Newton Michael A, Noueiry Amine, Sarkar Deepayan, Ahlquist Paul
Department of Statistics, University of Wisconsin-Madison, 1210 West Dayton St, Madison, WI 53706-1685, USA.
Biostatistics. 2004 Apr;5(2):155-76. doi: 10.1093/biostatistics/5.2.155.
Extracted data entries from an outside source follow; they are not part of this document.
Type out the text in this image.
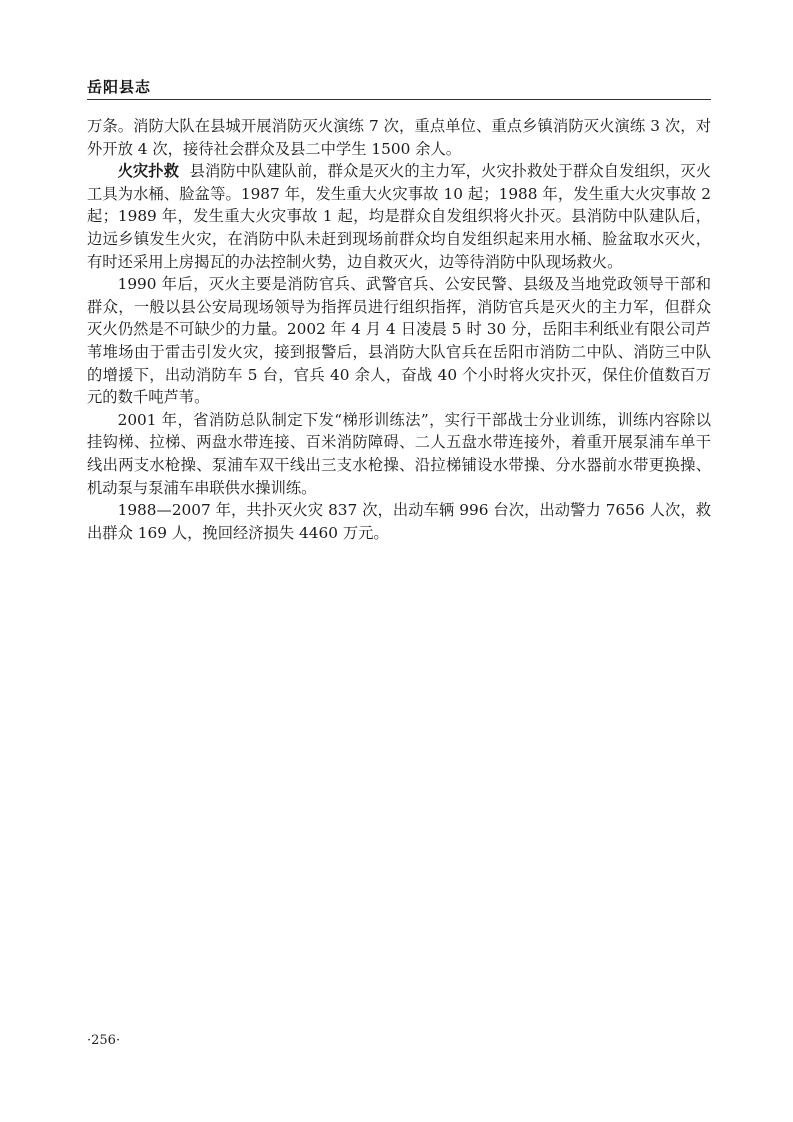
岳阳县志

万条。消防大队在县城开展消防灭火演练 7 次，重点单位、重点乡镇消防灭火演练 3 次，对外开放 4 次，接待社会群众及县二中学生 1500 余人。

火灾扑救 县消防中队建队前，群众是灭火的主力军，火灾扑救处于群众自发组织，灭火工具为水桶、脸盆等。1987 年，发生重大火灾事故 10 起；1988 年，发生重大火灾事故 2 起；1989 年，发生重大火灾事故 1 起，均是群众自发组织将火扑灭。县消防中队建队后，边远乡镇发生火灾，在消防中队未赶到现场前群众均自发组织起来用水桶、脸盆取水灭火，有时还采用上房揭瓦的办法控制火势，边自救灭火，边等待消防中队现场救火。

1990 年后，灭火主要是消防官兵、武警官兵、公安民警、县级及当地党政领导干部和群众，一般以县公安局现场领导为指挥员进行组织指挥，消防官兵是灭火的主力军，但群众灭火仍然是不可缺少的力量。2002 年 4 月 4 日凌晨 5 时 30 分，岳阳丰利纸业有限公司芦苇堆场由于雷击引发火灾，接到报警后，县消防大队官兵在岳阳市消防二中队、消防三中队的增援下，出动消防车 5 台，官兵 40 余人，奋战 40 个小时将火灾扑灭，保住价值数百万元的数千吨芦苇。

2001 年，省消防总队制定下发“梯形训练法”，实行干部战士分业训练，训练内容除以挂钩梯、拉梯、两盘水带连接、百米消防障碍、二人五盘水带连接外，着重开展泵浦车单干线出两支水枪操、泵浦车双干线出三支水枪操、沿拉梯铺设水带操、分水器前水带更换操、机动泵与泵浦车串联供水操训练。

1988—2007 年，共扑灭火灾 837 次，出动车辆 996 台次，出动警力 7656 人次，救出群众 169 人，挽回经济损失 4460 万元。

·256·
Mixture modeling provides an effective approach to the differential expression problem in microarray data analysis. Methods based on fully parametric mixture models are available, but lack of fit in some examples indicates that more flexible models may be beneficial. Existing, more flexible, mixture models work at the level of one-dimensional gene-specific summary statistics, and so when there are relatively few measurements per gene these methods may not provide sensitive detectors of differential expression. We propose a hierarchical mixture model to provide methodology that is both sensitive in detecting differential expression and sufficiently flexible to account for the complex variability of normalized microarray data. EM-based algorithms are used to fit both parametric and semiparametric versions of the model. We restrict attention to the two-sample comparison problem; an experiment involving Affymetrix microarrays and yeast translation provides the motivating case study. Gene-specific posterior probabilities of differential expression form the basis of statistical inference; they define short gene lists and false discovery rates. Compared to several competing methodologies, the proposed methodology exhibits good operating characteristics in a simulation study, on the analysis of spike-in data, and in a cross-validation calculation.
混合建模为微阵列数据分析中的差异表达问题提供了一种有效的方法。基于完全参数化混合模型的方法是可行的,但在某些示例中拟合不佳表明更灵活的模型可能会更有用。现有的、更灵活的混合模型在一维基因特异性汇总统计层面上起作用,因此当每个基因的测量值相对较少时,这些方法可能无法提供差异表达的灵敏检测。我们提出一种分层混合模型,以提供一种在检测差异表达时既灵敏又足够灵活以考虑标准化微阵列数据复杂变异性的方法。基于期望最大化(EM)的算法用于拟合模型的参数化和半参数化版本。我们将注意力限制在双样本比较问题上;一个涉及Affymetrix微阵列和酵母翻译的实验提供了激励性的案例研究。基因特异性差异表达的后验概率构成了统计推断的基础;它们定义了简短的基因列表和错误发现率。与几种竞争方法相比,所提出的方法在模拟研究、对掺入数据的分析以及交叉验证计算中表现出良好的操作特性。